While CDC and WHO recommended telehealth and outpatient services during the outbreak, inpatient psychiatric care was necessarily required for certain patients. In addition to the recommended measures for all healthcare facilities, special consideration was needed for psychiatric inpatients given the clinical complexities.
In a South Korea psychiatric hospital, COVID-19 quickly spread through a psychiatric unit and infected 101 out of 103 patients during the outbreak. This led to the development of psychiatric COVID-19 units in attempt to contain the virus at the hospital .
For example, an Israeli psychiatric hospital  and the University of Rochester Medical Center  created a unit to treat COVID-19 patients who need inpatient psychiatric treatment.
Similarly, Gracie Square Hospital dedicated a unit to the treatment of psychiatric patients with COVID-19. Protocols and safety measures were continuously updated to support rapidly progressing situation. There was a total of 48 psychiatric patients with COVID-19 admitted to our unit during the period of April-May 2020. Thirty-three patients were referred from the emergency rooms and medical floors, and they tested positive for COVID-19 prior to admission. Fifteen patients turned positive during their hospital stay on the non-COVID-19 units of our hospital and they were transferred to the psychiatric COVID-19 unit. The peak census was 26 patients. At time of admission, all patients presented with typical symptoms of fever, cough and sore throat but not medically ill enough to be hospitalized on the medical floor. During the hospital course, ten patients were converted to negative and eight patients were transferred to the emergency room for respiratory complications. Forty patients were discharged to the community. All staff on the psychiatric COVID-19 unit remained negative once the unit was established.

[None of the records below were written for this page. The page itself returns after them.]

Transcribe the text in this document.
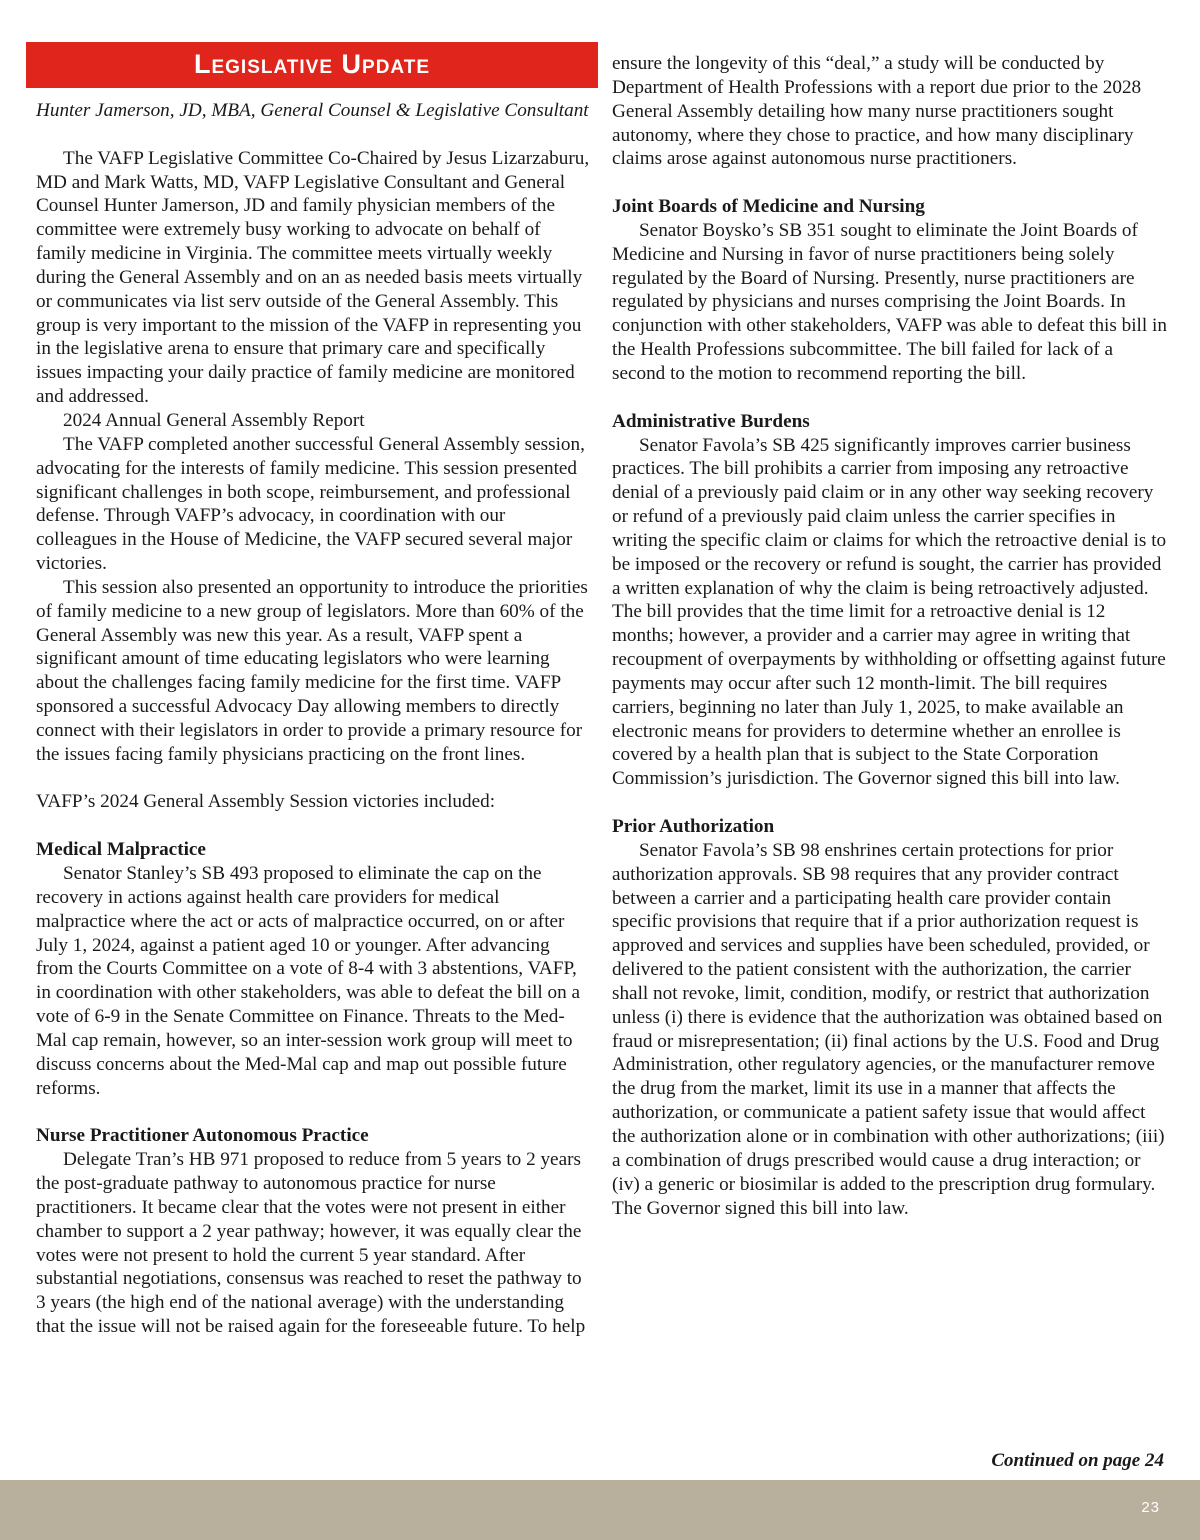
Legislative Update

Hunter Jamerson, JD, MBA, General Counsel & Legislative Consultant

The VAFP Legislative Committee Co-Chaired by Jesus Lizarzaburu, MD and Mark Watts, MD, VAFP Legislative Consultant and General Counsel Hunter Jamerson, JD and family physician members of the committee were extremely busy working to advocate on behalf of family medicine in Virginia. The committee meets virtually weekly during the General Assembly and on an as needed basis meets virtually or communicates via list serv outside of the General Assembly. This group is very important to the mission of the VAFP in representing you in the legislative arena to ensure that primary care and specifically issues impacting your daily practice of family medicine are monitored and addressed.

2024 Annual General Assembly Report

The VAFP completed another successful General Assembly session, advocating for the interests of family medicine. This session presented significant challenges in both scope, reimbursement, and professional defense. Through VAFP’s advocacy, in coordination with our colleagues in the House of Medicine, the VAFP secured several major victories.

This session also presented an opportunity to introduce the priorities of family medicine to a new group of legislators. More than 60% of the General Assembly was new this year. As a result, VAFP spent a significant amount of time educating legislators who were learning about the challenges facing family medicine for the first time. VAFP sponsored a successful Advocacy Day allowing members to directly connect with their legislators in order to provide a primary resource for the issues facing family physicians practicing on the front lines.

VAFP’s 2024 General Assembly Session victories included:

Medical Malpractice

Senator Stanley’s SB 493 proposed to eliminate the cap on the recovery in actions against health care providers for medical malpractice where the act or acts of malpractice occurred, on or after July 1, 2024, against a patient aged 10 or younger. After advancing from the Courts Committee on a vote of 8-4 with 3 abstentions, VAFP, in coordination with other stakeholders, was able to defeat the bill on a vote of 6-9 in the Senate Committee on Finance. Threats to the Med-Mal cap remain, however, so an inter-session work group will meet to discuss concerns about the Med-Mal cap and map out possible future reforms.

Nurse Practitioner Autonomous Practice

Delegate Tran’s HB 971 proposed to reduce from 5 years to 2 years the post-graduate pathway to autonomous practice for nurse practitioners. It became clear that the votes were not present in either chamber to support a 2 year pathway; however, it was equally clear the votes were not present to hold the current 5 year standard. After substantial negotiations, consensus was reached to reset the pathway to 3 years (the high end of the national average) with the understanding that the issue will not be raised again for the foreseeable future. To help

ensure the longevity of this “deal,” a study will be conducted by Department of Health Professions with a report due prior to the 2028 General Assembly detailing how many nurse practitioners sought autonomy, where they chose to practice, and how many disciplinary claims arose against autonomous nurse practitioners.

Joint Boards of Medicine and Nursing

Senator Boysko’s SB 351 sought to eliminate the Joint Boards of Medicine and Nursing in favor of nurse practitioners being solely regulated by the Board of Nursing. Presently, nurse practitioners are regulated by physicians and nurses comprising the Joint Boards. In conjunction with other stakeholders, VAFP was able to defeat this bill in the Health Professions subcommittee. The bill failed for lack of a second to the motion to recommend reporting the bill.

Administrative Burdens

Senator Favola’s SB 425 significantly improves carrier business practices. The bill prohibits a carrier from imposing any retroactive denial of a previously paid claim or in any other way seeking recovery or refund of a previously paid claim unless the carrier specifies in writing the specific claim or claims for which the retroactive denial is to be imposed or the recovery or refund is sought, the carrier has provided a written explanation of why the claim is being retroactively adjusted. The bill provides that the time limit for a retroactive denial is 12 months; however, a provider and a carrier may agree in writing that recoupment of overpayments by withholding or offsetting against future payments may occur after such 12 month-limit. The bill requires carriers, beginning no later than July 1, 2025, to make available an electronic means for providers to determine whether an enrollee is covered by a health plan that is subject to the State Corporation Commission’s jurisdiction. The Governor signed this bill into law.

Prior Authorization

Senator Favola’s SB 98 enshrines certain protections for prior authorization approvals. SB 98 requires that any provider contract between a carrier and a participating health care provider contain specific provisions that require that if a prior authorization request is approved and services and supplies have been scheduled, provided, or delivered to the patient consistent with the authorization, the carrier shall not revoke, limit, condition, modify, or restrict that authorization unless (i) there is evidence that the authorization was obtained based on fraud or misrepresentation; (ii) final actions by the U.S. Food and Drug Administration, other regulatory agencies, or the manufacturer remove the drug from the market, limit its use in a manner that affects the authorization, or communicate a patient safety issue that would affect the authorization alone or in combination with other authorizations; (iii) a combination of drugs prescribed would cause a drug interaction; or (iv) a generic or biosimilar is added to the prescription drug formulary. The Governor signed this bill into law.

Continued on page 24
23
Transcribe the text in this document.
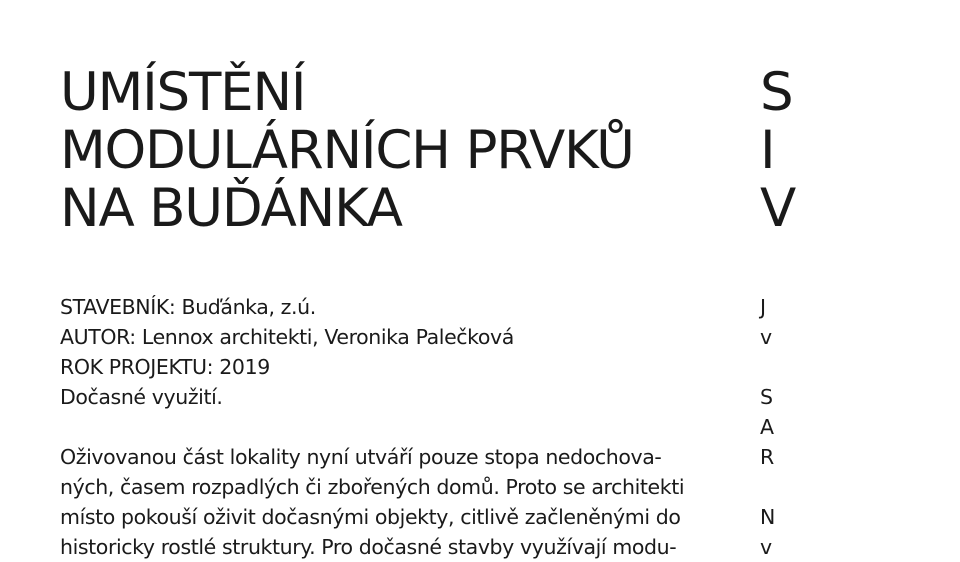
UMÍSTĚNÍ
MODULÁRNÍCH PRVKŮ
NA BUĎÁNKA
STAVEBNÍK: Buďánka, z.ú.
AUTOR: Lennox architekti, Veronika Palečková
ROK PROJEKTU: 2019
Dočasné využití.
Oživovanou část lokality nyní utváří pouze stopa nedochova-
ných, časem rozpadlých či zbořených domů. Proto se architekti
místo pokouší oživit dočasnými objekty, citlivě začleněnými do
historicky rostlé struktury. Pro dočasné stavby využívají modu-
S
I
V
J
v
S
A
R
N
v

COVID-19 pandemic has dramatically changed psychiatric practice over a short period of time given the level of clinical uncertainty and unique circumstances. The unprecedented task of preventing and managing COVID-19 transmission on the inpatient psychiatric setting requires consideration of the distinctive challenges encountered within this patient population and the development of contingency plans to address them .
Our experience on the psychiatric COVID-19 unit at Gracie Square Hospital underlines the clinical complexity of COVID-19 patients with acute psychiatric illness and the multidimensional approaches that can be applied. These approaches may include the consideration of integrated collaboration, open communication, transparency, patient education, assessment of patients’ vulnerability, accessibility to infectious disease consultation, reorganization of clinical activities to maintain safety, expansion of the use of technology, development of a supportive platform to maintain psychological well-being of staff, optimization of safety measures, and standardization of protocols and clinical practice.
We encourage other inpatient psychiatric facilities that cannot develop COVID- 19 specific units to create a culture of safety and education in an attempt to reduce morbidity and mortality related to the virus while delivering necessary mental health care to these patients.